For a set of universally quantified variables $\{a_1,\dots,a_n\}$, let $\exists_{a_1,\dots,a_n} x. s$ mean that there exists $x$ depending on $a_1,\dots,a_n$ (and no other universally quantified variables) making $s$ true. That is, while evaluating a closed statement containing $\exists_{a_1,\dots,a_n} x. s$, we must find a closed predicate $p(x,a_1,\dots,a_n)$ such that we can replace $\exists_{a_1,\dots,a_n} x. s$ with $\exists!x.p(x,a_1,\dots,a_n) \land \exists x. (p(x,a_1,\dots,a_n) \land s)$ to make the statement true.

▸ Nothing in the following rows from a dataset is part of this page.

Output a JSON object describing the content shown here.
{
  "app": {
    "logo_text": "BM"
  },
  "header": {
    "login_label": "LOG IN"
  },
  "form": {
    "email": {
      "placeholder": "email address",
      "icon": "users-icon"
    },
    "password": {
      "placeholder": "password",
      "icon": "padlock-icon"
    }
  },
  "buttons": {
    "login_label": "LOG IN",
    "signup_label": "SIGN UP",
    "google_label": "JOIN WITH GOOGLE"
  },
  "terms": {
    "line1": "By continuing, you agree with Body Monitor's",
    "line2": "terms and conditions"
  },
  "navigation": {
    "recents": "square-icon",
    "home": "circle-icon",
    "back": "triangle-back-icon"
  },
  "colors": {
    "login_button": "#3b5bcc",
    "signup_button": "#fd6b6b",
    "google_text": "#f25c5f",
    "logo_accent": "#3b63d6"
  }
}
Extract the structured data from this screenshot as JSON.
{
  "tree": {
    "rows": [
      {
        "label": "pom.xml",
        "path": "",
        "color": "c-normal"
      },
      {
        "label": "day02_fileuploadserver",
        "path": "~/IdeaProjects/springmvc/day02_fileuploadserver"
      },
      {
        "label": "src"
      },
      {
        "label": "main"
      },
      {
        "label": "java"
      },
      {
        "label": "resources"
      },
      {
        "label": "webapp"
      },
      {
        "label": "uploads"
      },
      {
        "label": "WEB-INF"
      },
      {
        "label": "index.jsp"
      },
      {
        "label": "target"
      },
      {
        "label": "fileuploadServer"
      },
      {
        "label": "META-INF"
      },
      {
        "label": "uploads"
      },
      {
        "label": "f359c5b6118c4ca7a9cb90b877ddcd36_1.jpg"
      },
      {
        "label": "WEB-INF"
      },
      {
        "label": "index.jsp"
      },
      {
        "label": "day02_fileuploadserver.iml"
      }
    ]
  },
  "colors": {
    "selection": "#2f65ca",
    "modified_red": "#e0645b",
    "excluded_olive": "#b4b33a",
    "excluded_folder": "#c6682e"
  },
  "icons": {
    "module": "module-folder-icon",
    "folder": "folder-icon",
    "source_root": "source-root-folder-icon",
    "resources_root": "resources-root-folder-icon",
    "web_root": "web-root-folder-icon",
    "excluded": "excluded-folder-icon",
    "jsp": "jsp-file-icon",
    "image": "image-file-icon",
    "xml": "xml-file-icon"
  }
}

For example, $\forall x. \exists_x y. x < y$ is true (with the witness predicate $y=x+1$), but $\forall x. \exists_\emptyset y. x < y$ is false (since the witness predicate would need to fix $y$).
Using the language of arithmetic, does adding this quantifier make the language strictly more expressive, or can we express any statement with this quantifier without using this quantifier.
For example, given $\forall x. \forall y. \exists_x a. \exists_y b. p(x,y,a,b)$, it is not clear how we could express it in normal arithmetic, even if we are given a specific $p$.